India’s frustrating tour of the United Kingdom finally has a win to show for it. At Edgbaston on Tuesday, Shubman Gill’s side chased down 259 with six wickets and 28 balls to spare, taking a 1-0 lead in the three-match ODI series against England and banishing some of the gloom that had followed the tourists around the country.
Axar’s All-Round Masterclass
The star of the evening was Axar Patel, who delivered the kind of complete performance all-rounders dream about. With the ball, the left-arm spinner ripped through England’s middle order on his way to figures of 4 for 62, repeatedly finding grip and drift on a used Edgbaston surface. With the bat, he arrived with the chase wobbling and finished unbeaten on 57, sharing an untroubled stand with Washington Sundar that drained the contest of drama. The Player of the Match award was a formality.
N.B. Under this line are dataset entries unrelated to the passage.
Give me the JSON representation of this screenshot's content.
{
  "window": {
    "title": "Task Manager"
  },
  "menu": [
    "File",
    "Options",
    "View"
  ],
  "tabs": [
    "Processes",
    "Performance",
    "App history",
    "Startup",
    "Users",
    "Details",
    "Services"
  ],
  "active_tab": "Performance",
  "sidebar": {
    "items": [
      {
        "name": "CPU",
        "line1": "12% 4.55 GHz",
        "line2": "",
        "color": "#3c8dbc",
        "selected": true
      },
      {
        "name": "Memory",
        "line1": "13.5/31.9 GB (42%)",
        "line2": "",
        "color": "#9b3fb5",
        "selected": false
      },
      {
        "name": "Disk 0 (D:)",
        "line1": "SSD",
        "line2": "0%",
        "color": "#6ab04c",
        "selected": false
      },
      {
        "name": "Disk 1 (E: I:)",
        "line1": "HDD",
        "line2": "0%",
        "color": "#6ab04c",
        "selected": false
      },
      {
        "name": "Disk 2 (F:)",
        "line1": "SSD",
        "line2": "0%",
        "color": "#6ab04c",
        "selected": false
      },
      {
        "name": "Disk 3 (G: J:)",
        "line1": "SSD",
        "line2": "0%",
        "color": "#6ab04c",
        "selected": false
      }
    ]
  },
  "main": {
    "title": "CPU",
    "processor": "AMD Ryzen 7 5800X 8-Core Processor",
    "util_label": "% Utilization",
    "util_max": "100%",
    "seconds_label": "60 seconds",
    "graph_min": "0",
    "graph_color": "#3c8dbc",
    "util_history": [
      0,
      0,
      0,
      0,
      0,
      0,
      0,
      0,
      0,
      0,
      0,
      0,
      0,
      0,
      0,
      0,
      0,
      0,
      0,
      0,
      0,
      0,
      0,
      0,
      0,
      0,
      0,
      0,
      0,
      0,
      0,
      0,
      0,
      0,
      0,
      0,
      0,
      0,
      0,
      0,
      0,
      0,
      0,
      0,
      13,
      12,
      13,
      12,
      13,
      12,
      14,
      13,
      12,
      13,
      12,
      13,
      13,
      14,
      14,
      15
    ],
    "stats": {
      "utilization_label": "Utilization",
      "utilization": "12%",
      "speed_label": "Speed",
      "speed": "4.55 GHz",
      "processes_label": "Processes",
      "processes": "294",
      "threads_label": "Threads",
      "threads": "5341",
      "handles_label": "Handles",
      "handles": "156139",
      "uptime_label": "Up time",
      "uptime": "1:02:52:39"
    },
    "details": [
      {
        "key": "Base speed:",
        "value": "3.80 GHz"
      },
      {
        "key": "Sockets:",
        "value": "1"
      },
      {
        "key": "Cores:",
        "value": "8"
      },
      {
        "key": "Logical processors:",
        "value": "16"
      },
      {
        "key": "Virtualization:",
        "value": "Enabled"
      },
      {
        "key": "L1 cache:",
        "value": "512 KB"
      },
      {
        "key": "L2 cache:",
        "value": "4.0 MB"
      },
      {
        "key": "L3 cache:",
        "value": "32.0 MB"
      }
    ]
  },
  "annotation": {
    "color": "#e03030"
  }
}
England had earlier posted 258 all out after being asked to bat first. Liam Dawson top-scored with a fluent half-century and Joe Root ground out a fifty of his own, but the innings never found a top gear. Wickets fell in clusters through the middle overs, and a total that once promised to nudge 300 settled for something well short of it. Adil Rashid, so often England’s trump card in home ODIs, went wicketless for 34 as India’s left-handers used their feet intelligently.
Gill Leads From the Front
The chase was built on the captain’s bat. Gill stroked a commanding 80 before retiring hurt, an innings full of the silken timing that has defined his rise, and his exit briefly gave England hope of prising the door open. Instead, Axar and Sundar slammed it shut. Sundar’s unbeaten 52 was a study in calm, and by the time the winning runs came, the margin looked almost comfortable.
For Gill, the victory carried significance beyond the scorecard. India had endured a difficult few weeks on British soil, and questions about the team’s white-ball direction had grown louder with each setback. One emphatic ODI win does not answer them all, but it changes the tone heading into the second match on July 16 and the finale on July 19.
A Golden Fortnight for Indian Cricket
The result also caps a remarkable stretch for Indian cricket in England. Barely a week ago, India's women crushed England by 270 runs in a historic first Test at Lord's, and the men’s side has now added a statement win of its own at one of English cricket’s great venues. Two Indian teams, two marquee English grounds, two comprehensive victories.
There is a broader backdrop, too. With cricket returning to the Olympic programme at Los Angeles 2028, every major bilateral series doubles as a long audition, and the depth India showed at Edgbaston, where the sixth and seventh batters finished a tricky chase without alarm, is exactly what selectors will want to bottle for the T20 format the Olympics will use.
What Comes Next
England, for their part, have selection puzzles to solve quickly. The middle overs remain a problem with both bat and ball, and the absence of a genuine spin threat beyond Rashid was exposed ruthlessly. A must-win second ODI now awaits, and the hosts will need considerably more than the 258 they mustered here.
For India, the formula is simpler: more of the same. Gill’s fitness will be monitored after his retirement hurt, but the platform is set. After weeks of hard lessons in the UK, India finally look like a side that remembers how to win, and the timing, with a series there for the taking, could hardly be better.